Katarzyna Cichopek już od dłuższego czasu układa sobie życie u boku Macieja Kurzajewskiego, z którym współprowadzi "Pytanie na śniadanie". Zakochani uwielbiają spędzać czas w swoim towarzystwie, często wyjeżdżają na krótkie urlopy, a oprócz tego snują plany o wspólnym mieszkaniu. Przeszkadza im jednak fakt, że Paulina Smaszcz publicznie pierze brudy, za co kilka dni temu dostała pozew od Cichopek. Aktorka po podjęciu kroków prawnych potrzebowała najwidoczniej chwili relaksu. Wyjechała z ukochanym ze stolicy.
Katarzyna Cichopek i Maciej Kurzajewski długi czerwcowy weekend spędzają z pociechami aktorki. Zabrali je do Zakopanego, gdzie podziwiają tamtejsze krajobrazy i korzystają z hotelowych udogodnień, takich jak basen. W piątkowe popołudnie para wybrała się na spacer, podczas którego wtuleni zapozowali do zdjęcia. Prezenterka miała na sobie jasne, szerokie jeansy z dziurami, które zestawiła z trampkami i białą bluzą. Jej partner z kolei postawił na ciemne spodnie i koszulkę w paski.
Spokój i harmonia - pisała Katarzyna Cichopek.

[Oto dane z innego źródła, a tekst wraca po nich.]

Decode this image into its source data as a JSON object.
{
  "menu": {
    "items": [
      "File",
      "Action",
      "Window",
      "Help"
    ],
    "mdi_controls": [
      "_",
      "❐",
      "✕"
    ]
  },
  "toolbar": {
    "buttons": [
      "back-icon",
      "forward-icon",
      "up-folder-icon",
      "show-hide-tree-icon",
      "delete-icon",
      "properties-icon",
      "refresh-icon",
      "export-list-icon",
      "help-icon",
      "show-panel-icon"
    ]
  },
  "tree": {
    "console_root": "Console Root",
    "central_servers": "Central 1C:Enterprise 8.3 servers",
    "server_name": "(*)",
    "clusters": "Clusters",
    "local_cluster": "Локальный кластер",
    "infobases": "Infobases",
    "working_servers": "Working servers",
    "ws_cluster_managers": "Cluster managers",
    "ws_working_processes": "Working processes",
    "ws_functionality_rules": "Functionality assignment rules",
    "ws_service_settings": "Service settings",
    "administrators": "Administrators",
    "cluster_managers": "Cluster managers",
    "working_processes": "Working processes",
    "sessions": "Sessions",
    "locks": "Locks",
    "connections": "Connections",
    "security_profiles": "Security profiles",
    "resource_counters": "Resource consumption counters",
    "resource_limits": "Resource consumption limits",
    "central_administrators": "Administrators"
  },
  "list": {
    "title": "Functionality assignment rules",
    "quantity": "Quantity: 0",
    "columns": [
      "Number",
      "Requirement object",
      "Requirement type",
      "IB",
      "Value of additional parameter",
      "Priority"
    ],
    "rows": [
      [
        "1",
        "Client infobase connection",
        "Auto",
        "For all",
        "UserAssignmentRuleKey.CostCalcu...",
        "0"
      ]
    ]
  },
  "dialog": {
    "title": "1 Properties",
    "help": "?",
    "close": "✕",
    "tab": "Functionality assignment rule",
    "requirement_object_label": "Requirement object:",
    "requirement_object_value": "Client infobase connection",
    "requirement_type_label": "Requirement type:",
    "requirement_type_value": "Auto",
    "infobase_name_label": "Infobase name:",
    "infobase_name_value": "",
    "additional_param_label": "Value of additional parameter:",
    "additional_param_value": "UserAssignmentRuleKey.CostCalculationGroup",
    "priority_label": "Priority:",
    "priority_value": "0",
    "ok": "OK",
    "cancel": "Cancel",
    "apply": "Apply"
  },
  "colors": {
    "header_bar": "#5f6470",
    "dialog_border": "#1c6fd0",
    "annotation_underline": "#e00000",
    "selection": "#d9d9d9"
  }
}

Choć prezenterka zapewnia, że podczas krótkiego urlopu panuje u niej "spokój i harmonia", to fani mają pewne wątpliwości związane z wydarzeniami ostatnich dni. "Czy na pewno spokój i harmonia? Pozwy i pozwy" - czytamy w jednym z komentarzy. Przypominamy, że kilka dni wcześniej Paulina Smaszcz ujawniła na Instagramie, że dostała pismo od Katarzyny Cichopek. Z treści wynika, że powołała na świadków między innymi Joannę Kurską i Annę Muchę.